Physicians acknowledge the benefits.

"They feel more involved. It breaks down the lack of communication that can happen if the family isn't there," said Mitzi Williams, M.D., a neurologist with the MCG Health System.

While physicians admit morning rounds and patient procedures generally take longer when family members are present, they say it ultimately saves time.

"When patients' families weren't there on the ICU, there was trouble with communication.
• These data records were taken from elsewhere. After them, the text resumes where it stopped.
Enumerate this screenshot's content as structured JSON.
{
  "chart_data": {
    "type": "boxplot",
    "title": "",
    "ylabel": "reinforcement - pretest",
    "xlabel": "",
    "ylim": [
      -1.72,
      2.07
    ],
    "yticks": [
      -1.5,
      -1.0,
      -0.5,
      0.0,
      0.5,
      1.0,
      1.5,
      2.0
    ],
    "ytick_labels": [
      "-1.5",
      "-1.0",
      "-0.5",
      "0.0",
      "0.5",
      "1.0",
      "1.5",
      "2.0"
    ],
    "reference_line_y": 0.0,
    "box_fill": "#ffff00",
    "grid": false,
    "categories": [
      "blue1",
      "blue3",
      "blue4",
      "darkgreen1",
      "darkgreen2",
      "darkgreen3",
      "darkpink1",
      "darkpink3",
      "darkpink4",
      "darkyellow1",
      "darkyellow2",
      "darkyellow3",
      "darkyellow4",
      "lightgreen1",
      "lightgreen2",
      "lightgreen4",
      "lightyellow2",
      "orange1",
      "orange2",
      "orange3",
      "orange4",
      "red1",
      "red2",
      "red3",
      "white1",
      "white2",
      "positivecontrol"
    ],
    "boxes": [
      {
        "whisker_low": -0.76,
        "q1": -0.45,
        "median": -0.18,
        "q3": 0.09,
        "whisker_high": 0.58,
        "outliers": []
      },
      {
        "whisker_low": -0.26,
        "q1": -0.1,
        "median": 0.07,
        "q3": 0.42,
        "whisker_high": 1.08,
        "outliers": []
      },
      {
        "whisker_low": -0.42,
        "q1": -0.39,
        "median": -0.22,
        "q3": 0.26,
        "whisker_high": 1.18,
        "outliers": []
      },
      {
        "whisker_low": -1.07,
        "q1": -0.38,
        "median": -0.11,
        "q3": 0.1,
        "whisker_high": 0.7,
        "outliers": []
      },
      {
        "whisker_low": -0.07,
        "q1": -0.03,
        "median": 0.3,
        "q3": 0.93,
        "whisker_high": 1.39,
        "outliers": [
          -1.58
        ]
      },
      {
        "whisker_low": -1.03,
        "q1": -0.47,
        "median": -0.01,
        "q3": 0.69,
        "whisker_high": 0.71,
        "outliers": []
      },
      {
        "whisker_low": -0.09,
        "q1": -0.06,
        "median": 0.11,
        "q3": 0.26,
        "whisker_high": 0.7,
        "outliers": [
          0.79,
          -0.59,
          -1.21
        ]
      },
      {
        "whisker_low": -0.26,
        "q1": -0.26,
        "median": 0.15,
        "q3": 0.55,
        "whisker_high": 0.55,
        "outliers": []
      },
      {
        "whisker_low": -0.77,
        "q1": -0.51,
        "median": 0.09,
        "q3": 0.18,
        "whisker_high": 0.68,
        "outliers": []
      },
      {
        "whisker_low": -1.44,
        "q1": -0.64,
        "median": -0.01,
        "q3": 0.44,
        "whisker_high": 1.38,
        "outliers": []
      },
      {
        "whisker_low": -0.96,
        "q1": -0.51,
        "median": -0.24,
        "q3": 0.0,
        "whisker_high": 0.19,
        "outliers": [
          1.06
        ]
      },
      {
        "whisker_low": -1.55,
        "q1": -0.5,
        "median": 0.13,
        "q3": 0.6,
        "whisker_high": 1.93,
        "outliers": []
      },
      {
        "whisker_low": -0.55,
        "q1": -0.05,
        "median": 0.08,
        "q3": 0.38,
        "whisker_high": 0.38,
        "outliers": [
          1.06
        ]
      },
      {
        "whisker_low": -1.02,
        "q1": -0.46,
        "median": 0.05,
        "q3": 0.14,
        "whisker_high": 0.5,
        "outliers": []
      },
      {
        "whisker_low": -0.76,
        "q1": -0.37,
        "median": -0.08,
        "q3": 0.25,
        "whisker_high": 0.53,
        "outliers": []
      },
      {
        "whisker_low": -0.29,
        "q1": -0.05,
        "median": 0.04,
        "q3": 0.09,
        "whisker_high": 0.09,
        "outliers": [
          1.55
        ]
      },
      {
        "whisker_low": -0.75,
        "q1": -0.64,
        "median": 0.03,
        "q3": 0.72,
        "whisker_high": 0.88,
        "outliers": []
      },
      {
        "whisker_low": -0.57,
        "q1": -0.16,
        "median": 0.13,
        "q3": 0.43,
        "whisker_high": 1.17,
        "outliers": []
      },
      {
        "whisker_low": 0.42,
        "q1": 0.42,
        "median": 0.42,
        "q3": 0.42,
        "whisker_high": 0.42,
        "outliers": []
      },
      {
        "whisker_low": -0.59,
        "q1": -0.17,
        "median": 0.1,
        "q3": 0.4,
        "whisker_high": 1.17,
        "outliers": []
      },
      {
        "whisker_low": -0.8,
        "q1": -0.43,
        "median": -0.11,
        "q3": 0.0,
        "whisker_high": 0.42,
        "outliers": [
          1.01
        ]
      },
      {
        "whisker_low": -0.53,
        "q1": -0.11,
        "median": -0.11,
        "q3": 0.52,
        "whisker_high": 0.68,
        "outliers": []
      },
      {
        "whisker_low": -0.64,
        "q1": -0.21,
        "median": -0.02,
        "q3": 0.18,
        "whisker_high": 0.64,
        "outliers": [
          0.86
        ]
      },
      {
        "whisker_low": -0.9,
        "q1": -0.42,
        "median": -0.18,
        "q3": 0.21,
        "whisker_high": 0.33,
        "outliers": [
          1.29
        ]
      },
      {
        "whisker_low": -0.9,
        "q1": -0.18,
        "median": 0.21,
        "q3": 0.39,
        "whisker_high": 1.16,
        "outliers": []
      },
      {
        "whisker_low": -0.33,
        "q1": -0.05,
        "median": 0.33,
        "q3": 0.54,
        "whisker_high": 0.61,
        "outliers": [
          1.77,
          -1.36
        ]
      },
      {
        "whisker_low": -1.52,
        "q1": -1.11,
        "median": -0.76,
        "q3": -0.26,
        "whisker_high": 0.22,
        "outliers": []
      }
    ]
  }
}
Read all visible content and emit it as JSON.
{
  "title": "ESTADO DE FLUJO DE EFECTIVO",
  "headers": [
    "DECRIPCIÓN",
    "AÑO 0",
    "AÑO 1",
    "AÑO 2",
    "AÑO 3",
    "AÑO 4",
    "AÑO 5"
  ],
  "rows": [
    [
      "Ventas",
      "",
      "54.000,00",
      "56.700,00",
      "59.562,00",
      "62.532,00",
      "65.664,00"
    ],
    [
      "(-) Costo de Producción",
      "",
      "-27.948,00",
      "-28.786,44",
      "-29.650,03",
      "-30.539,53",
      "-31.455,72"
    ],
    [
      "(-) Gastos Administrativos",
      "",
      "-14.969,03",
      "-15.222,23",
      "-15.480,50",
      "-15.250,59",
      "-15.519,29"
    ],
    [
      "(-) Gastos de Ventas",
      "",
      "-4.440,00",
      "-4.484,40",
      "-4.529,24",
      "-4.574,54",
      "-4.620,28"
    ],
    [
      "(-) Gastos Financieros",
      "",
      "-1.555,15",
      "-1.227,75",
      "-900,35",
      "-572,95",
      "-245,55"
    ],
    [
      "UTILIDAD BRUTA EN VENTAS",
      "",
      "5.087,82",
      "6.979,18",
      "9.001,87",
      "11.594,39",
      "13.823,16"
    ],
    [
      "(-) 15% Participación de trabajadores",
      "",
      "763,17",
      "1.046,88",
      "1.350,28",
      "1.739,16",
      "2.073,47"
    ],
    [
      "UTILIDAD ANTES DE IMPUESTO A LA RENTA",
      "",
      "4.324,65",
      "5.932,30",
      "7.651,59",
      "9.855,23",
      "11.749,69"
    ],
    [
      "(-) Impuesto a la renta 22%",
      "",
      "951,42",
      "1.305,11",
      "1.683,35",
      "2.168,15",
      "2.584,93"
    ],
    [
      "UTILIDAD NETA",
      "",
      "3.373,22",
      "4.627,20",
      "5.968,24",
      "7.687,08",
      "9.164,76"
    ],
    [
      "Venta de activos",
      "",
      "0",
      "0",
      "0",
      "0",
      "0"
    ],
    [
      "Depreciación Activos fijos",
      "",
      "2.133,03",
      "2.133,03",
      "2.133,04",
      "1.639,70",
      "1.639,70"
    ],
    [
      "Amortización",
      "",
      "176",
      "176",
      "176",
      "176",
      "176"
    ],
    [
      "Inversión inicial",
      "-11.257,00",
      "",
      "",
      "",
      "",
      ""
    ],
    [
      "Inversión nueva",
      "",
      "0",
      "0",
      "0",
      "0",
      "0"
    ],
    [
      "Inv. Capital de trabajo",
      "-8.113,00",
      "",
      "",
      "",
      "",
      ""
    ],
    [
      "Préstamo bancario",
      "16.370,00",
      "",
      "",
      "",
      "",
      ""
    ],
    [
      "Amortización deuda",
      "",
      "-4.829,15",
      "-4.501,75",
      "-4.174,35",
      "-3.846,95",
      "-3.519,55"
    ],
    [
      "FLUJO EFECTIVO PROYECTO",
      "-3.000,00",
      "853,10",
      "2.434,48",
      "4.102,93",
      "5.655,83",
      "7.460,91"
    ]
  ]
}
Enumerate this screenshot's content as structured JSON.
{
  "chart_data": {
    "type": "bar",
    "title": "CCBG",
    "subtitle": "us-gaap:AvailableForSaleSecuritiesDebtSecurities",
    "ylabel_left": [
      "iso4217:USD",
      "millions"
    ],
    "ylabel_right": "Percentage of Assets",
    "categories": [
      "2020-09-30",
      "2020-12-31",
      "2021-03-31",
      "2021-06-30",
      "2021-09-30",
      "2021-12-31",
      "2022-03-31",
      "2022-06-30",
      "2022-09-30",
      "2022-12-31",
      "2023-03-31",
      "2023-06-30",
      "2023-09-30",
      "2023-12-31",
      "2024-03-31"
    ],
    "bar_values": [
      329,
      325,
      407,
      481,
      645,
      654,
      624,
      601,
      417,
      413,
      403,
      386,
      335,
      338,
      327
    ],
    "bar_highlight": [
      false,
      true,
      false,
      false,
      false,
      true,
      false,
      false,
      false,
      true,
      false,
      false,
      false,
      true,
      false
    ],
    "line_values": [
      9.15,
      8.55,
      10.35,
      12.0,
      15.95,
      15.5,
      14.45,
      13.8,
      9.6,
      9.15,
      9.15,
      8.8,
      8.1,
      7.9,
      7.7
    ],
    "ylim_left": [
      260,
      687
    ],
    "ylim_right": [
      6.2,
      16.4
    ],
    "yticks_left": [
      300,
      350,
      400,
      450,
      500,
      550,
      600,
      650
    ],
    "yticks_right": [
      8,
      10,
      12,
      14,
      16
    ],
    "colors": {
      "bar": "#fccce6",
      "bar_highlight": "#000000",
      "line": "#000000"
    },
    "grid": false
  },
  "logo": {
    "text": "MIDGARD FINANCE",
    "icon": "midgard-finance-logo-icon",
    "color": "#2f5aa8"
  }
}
At the end of the day, you were trying to phone families, which interrupted what you were doing," Williams said. "Now families know what's going on, on a consistent basis."

Overall, the family-centered care philosophy was so successful at Children's Medical Center that MCG expanded it to its neuroscience center in December 2003. Since that time, the neuroscience center's medication errors have dropped by 62 percent, length of stay has decreased 50 percent, and satisfaction rates have consistently ranked in the 95th percentile.

Because MCG Children's Medical Center has operated under this new patient- and family-centered care model since its inception, it cannot draw comparative statistics. But patient satisfaction at the Children's Medical Center consistently receives marks in the 90th percentile from Press Ganey Associates, a firm that measures patient satisfaction. For its family-centered care, MCG Health System has been recognized by the Institute for Family-Centered Care, and was featured in the PBS health care documentary Remaking American Medicine.

Although Sodomka admitted the cultural shift did not happened overnight, she is encouraged by the gradual change she sees.

"I never stopped pushing for patient-centered care. Now I don' have to remind people to include patients in the process."